J.J. Torres, J. Donnelly, J. Bellucci, M. Parker



Euphausia superba is clearly the dominant pelagic crustacean species on the Antarctic Peninsula Shelf, comprising up to 98% of the total micronekton/zooplankton biomass. It is the prey of choice for most species in the intermediate and upper trophic levels, and thus is the primary vehicle for moving phytoplankton energy up the trophic pyramid.  Understanding E. superba's overwintering strategies is a central concern for understanding the shelf ecosystem as a whole. Although dominant, E. superba is a member of a community of about 20 common pelagic species in shelf waters, including several other crustaceans that must endure the same swings in primary production during the progression of the Antarctic seasons. It is important to decipher other species' mechanisms of dealing with the winter months, both to aid our understanding of how Euphausia superba overwinters and to increase our knowledge of the Antarctic marine system as a whole.

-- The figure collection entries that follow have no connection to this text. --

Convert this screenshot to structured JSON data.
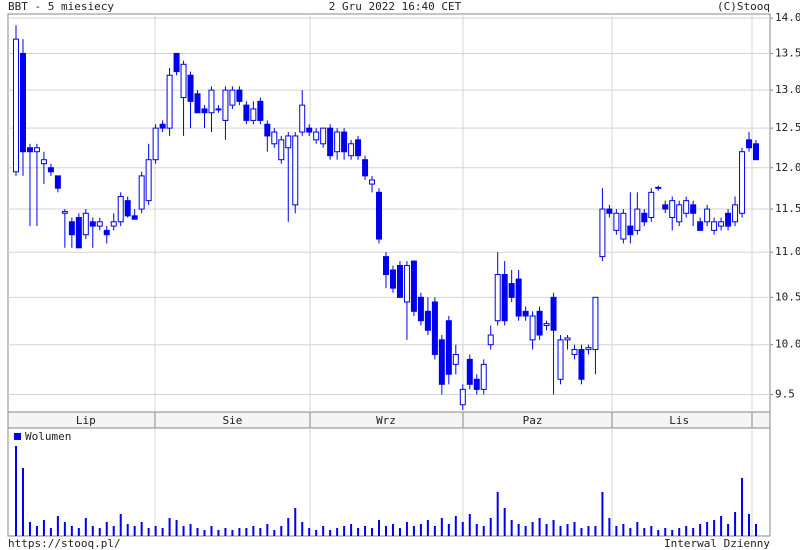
{
  "chart_data": {
    "type": "candlestick",
    "title": "BBT - 5 miesiecy",
    "date": "2 Gru 2022 16:40 CET",
    "source": "(C)Stooq",
    "url": "https://stooq.pl/",
    "interval": "Interwal Dzienny",
    "volume_name": "Wolumen",
    "color": "#0000ee",
    "log_scale": true,
    "grid": true,
    "categories": [
      null,
      null,
      null,
      null,
      null,
      null,
      null,
      null,
      null,
      null,
      "Lip",
      null,
      null,
      null,
      null,
      null,
      null,
      null,
      null,
      null,
      null,
      null,
      null,
      null,
      null,
      null,
      null,
      null,
      null,
      null,
      null,
      "Sie",
      null,
      null,
      null,
      null,
      null,
      null,
      null,
      null,
      null,
      null,
      null,
      null,
      null,
      null,
      null,
      null,
      null,
      null,
      null,
      null,
      null,
      "Wrz",
      null,
      null,
      null,
      null,
      null,
      null,
      null,
      null,
      null,
      null,
      null,
      null,
      null,
      null,
      null,
      null,
      null,
      null,
      null,
      null,
      "Paz",
      null,
      null,
      null,
      null,
      null,
      null,
      null,
      null,
      null,
      null,
      null,
      null,
      null,
      null,
      null,
      null,
      null,
      null,
      null,
      null,
      "Lis",
      null,
      null,
      null,
      null,
      null,
      null,
      null,
      null,
      null,
      null,
      null
    ],
    "open": [
      11.95,
      13.5,
      12.25,
      12.2,
      12.05,
      12.0,
      11.9,
      11.45,
      11.35,
      11.4,
      11.2,
      11.35,
      11.3,
      11.25,
      11.3,
      11.35,
      11.6,
      11.42,
      11.5,
      11.6,
      12.1,
      12.55,
      12.5,
      13.5,
      12.9,
      13.2,
      12.95,
      12.75,
      12.7,
      12.75,
      12.6,
      12.8,
      13.0,
      12.8,
      12.6,
      12.85,
      12.55,
      12.3,
      12.1,
      12.25,
      11.55,
      12.45,
      12.5,
      12.35,
      12.3,
      12.5,
      12.2,
      12.45,
      12.15,
      12.35,
      12.1,
      11.8,
      11.7,
      10.95,
      10.8,
      10.85,
      10.45,
      10.9,
      10.5,
      10.35,
      10.45,
      10.05,
      10.25,
      9.8,
      9.4,
      9.85,
      9.65,
      9.55,
      10.0,
      10.25,
      10.75,
      10.65,
      10.7,
      10.35,
      10.05,
      10.35,
      10.2,
      10.5,
      9.65,
      10.05,
      9.9,
      9.95,
      9.95,
      9.95,
      10.95,
      11.5,
      11.25,
      11.15,
      11.3,
      11.25,
      11.45,
      11.4,
      11.75,
      11.55,
      11.4,
      11.35,
      11.45,
      11.55,
      11.35,
      11.35,
      11.25,
      11.3,
      11.45,
      11.35,
      11.45,
      12.35,
      12.3
    ],
    "high": [
      13.9,
      13.7,
      12.3,
      12.3,
      12.2,
      12.05,
      11.9,
      11.5,
      11.4,
      11.45,
      11.5,
      11.4,
      11.4,
      11.3,
      11.45,
      11.7,
      11.65,
      11.5,
      11.95,
      12.3,
      12.55,
      12.6,
      13.3,
      13.5,
      13.4,
      13.25,
      13.0,
      12.8,
      13.05,
      12.8,
      13.05,
      13.05,
      13.05,
      12.85,
      12.85,
      12.9,
      12.6,
      12.5,
      12.4,
      12.45,
      12.45,
      13.0,
      12.55,
      12.5,
      12.5,
      12.55,
      12.5,
      12.5,
      12.35,
      12.4,
      12.15,
      11.9,
      11.75,
      11.0,
      10.85,
      10.9,
      10.9,
      10.9,
      10.55,
      10.5,
      10.5,
      10.1,
      10.3,
      10.0,
      9.6,
      9.9,
      9.7,
      9.85,
      10.2,
      11.0,
      10.9,
      10.8,
      10.8,
      10.4,
      10.35,
      10.4,
      10.25,
      10.55,
      10.1,
      10.1,
      10.0,
      10.0,
      10.0,
      10.5,
      11.75,
      11.55,
      11.5,
      11.5,
      11.7,
      11.7,
      11.5,
      11.75,
      11.78,
      11.6,
      11.65,
      11.6,
      11.65,
      11.6,
      11.4,
      11.55,
      11.4,
      11.4,
      11.5,
      11.65,
      12.25,
      12.45,
      12.35
    ],
    "low": [
      11.9,
      11.9,
      11.3,
      11.3,
      11.8,
      11.9,
      11.7,
      11.05,
      11.05,
      11.05,
      11.15,
      11.05,
      11.25,
      11.1,
      11.25,
      11.3,
      11.4,
      11.38,
      11.45,
      11.55,
      12.05,
      12.45,
      12.4,
      13.2,
      12.4,
      12.5,
      12.7,
      12.5,
      12.45,
      12.7,
      12.35,
      12.75,
      12.8,
      12.55,
      12.55,
      12.55,
      12.2,
      12.25,
      12.05,
      11.35,
      11.45,
      12.4,
      12.4,
      12.3,
      12.25,
      12.1,
      12.1,
      12.1,
      12.1,
      12.1,
      11.85,
      11.7,
      11.1,
      10.6,
      10.55,
      10.5,
      10.05,
      10.3,
      10.2,
      10.1,
      9.85,
      9.5,
      9.6,
      9.7,
      9.35,
      9.55,
      9.5,
      9.5,
      9.95,
      10.2,
      10.2,
      10.45,
      10.25,
      10.25,
      9.95,
      10.05,
      10.15,
      9.5,
      9.6,
      9.95,
      9.85,
      9.6,
      9.9,
      9.7,
      10.9,
      11.4,
      11.2,
      11.1,
      11.1,
      11.2,
      11.3,
      11.35,
      11.72,
      11.45,
      11.25,
      11.3,
      11.4,
      11.3,
      11.25,
      11.3,
      11.2,
      11.25,
      11.25,
      11.3,
      11.4,
      12.2,
      12.1
    ],
    "close": [
      13.7,
      12.2,
      12.2,
      12.25,
      12.1,
      11.95,
      11.75,
      11.47,
      11.2,
      11.05,
      11.45,
      11.3,
      11.35,
      11.2,
      11.35,
      11.65,
      11.42,
      11.38,
      11.9,
      12.1,
      12.5,
      12.5,
      13.2,
      13.25,
      13.35,
      12.85,
      12.7,
      12.7,
      13.0,
      12.74,
      13.0,
      13.0,
      12.85,
      12.6,
      12.75,
      12.6,
      12.4,
      12.45,
      12.35,
      12.4,
      12.4,
      12.8,
      12.45,
      12.45,
      12.5,
      12.15,
      12.45,
      12.2,
      12.3,
      12.15,
      11.9,
      11.85,
      11.15,
      10.75,
      10.6,
      10.5,
      10.85,
      10.35,
      10.25,
      10.15,
      9.9,
      9.6,
      9.7,
      9.9,
      9.55,
      9.6,
      9.55,
      9.8,
      10.1,
      10.75,
      10.25,
      10.5,
      10.3,
      10.3,
      10.3,
      10.1,
      10.22,
      10.15,
      10.05,
      10.07,
      9.95,
      9.65,
      9.97,
      10.5,
      11.5,
      11.45,
      11.45,
      11.45,
      11.2,
      11.5,
      11.35,
      11.7,
      11.76,
      11.5,
      11.6,
      11.55,
      11.6,
      11.45,
      11.25,
      11.5,
      11.35,
      11.35,
      11.3,
      11.55,
      12.2,
      12.25,
      12.1
    ],
    "volume": [
      90,
      68,
      14,
      10,
      16,
      8,
      20,
      14,
      10,
      8,
      18,
      10,
      8,
      14,
      10,
      22,
      12,
      10,
      14,
      8,
      10,
      8,
      18,
      16,
      10,
      12,
      8,
      6,
      10,
      6,
      8,
      6,
      8,
      8,
      10,
      8,
      12,
      6,
      10,
      18,
      28,
      14,
      8,
      6,
      10,
      6,
      8,
      10,
      12,
      8,
      10,
      8,
      16,
      10,
      12,
      8,
      14,
      10,
      12,
      16,
      10,
      18,
      12,
      20,
      14,
      22,
      12,
      10,
      18,
      44,
      28,
      16,
      12,
      10,
      14,
      18,
      12,
      16,
      10,
      12,
      14,
      8,
      10,
      10,
      44,
      18,
      10,
      12,
      8,
      14,
      8,
      10,
      6,
      8,
      6,
      8,
      10,
      8,
      12,
      14,
      16,
      20,
      12,
      24,
      58,
      22,
      12
    ],
    "ylim": [
      9.33,
      14.06
    ],
    "yticks": [
      9.5,
      {
        "value": 10,
        "label": "10.0"
      },
      10.5,
      {
        "value": 11,
        "label": "11.0"
      },
      11.5,
      {
        "value": 12,
        "label": "12.0"
      },
      12.5,
      {
        "value": 13,
        "label": "13.0"
      },
      13.5,
      {
        "value": 14,
        "label": "14.0"
      }
    ]
  }
}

Results from our SO GLOBEC physiology studies show that Euphausia superba juveniles and adults exhibit a drop in metabolism of about 50% over the winter months when compared to summer rates.  One question which is of primary interest is whether larvae show a similar drop in metabolism from fall to winter.  Our results suggest a smaller but significant drop in metabolism in E. superba furcilia during the change from fall to winter.  Due to their inability to accumulate a substantial energy depot, krill furcilia are probably constrained to feed.  Does the same overwintering strategy apply to adults and larvae?  We think yes.  Our data also suggest that metabolism drops substantially in the euphausiids, Euphausia triacantha and Thysanoessa macrura.  Copepods that we have worked up sufficient data to examine, Calanus propinquus and Metridia gerlachei, also show a drop.  It appears that metabolic reduction is a widespread response to the Antarctic winter. What we need to unravel is whether the reduction is simple starvation, or photoperiod-related drop in metabolism that is mediated hormonally, similar to insect diapause.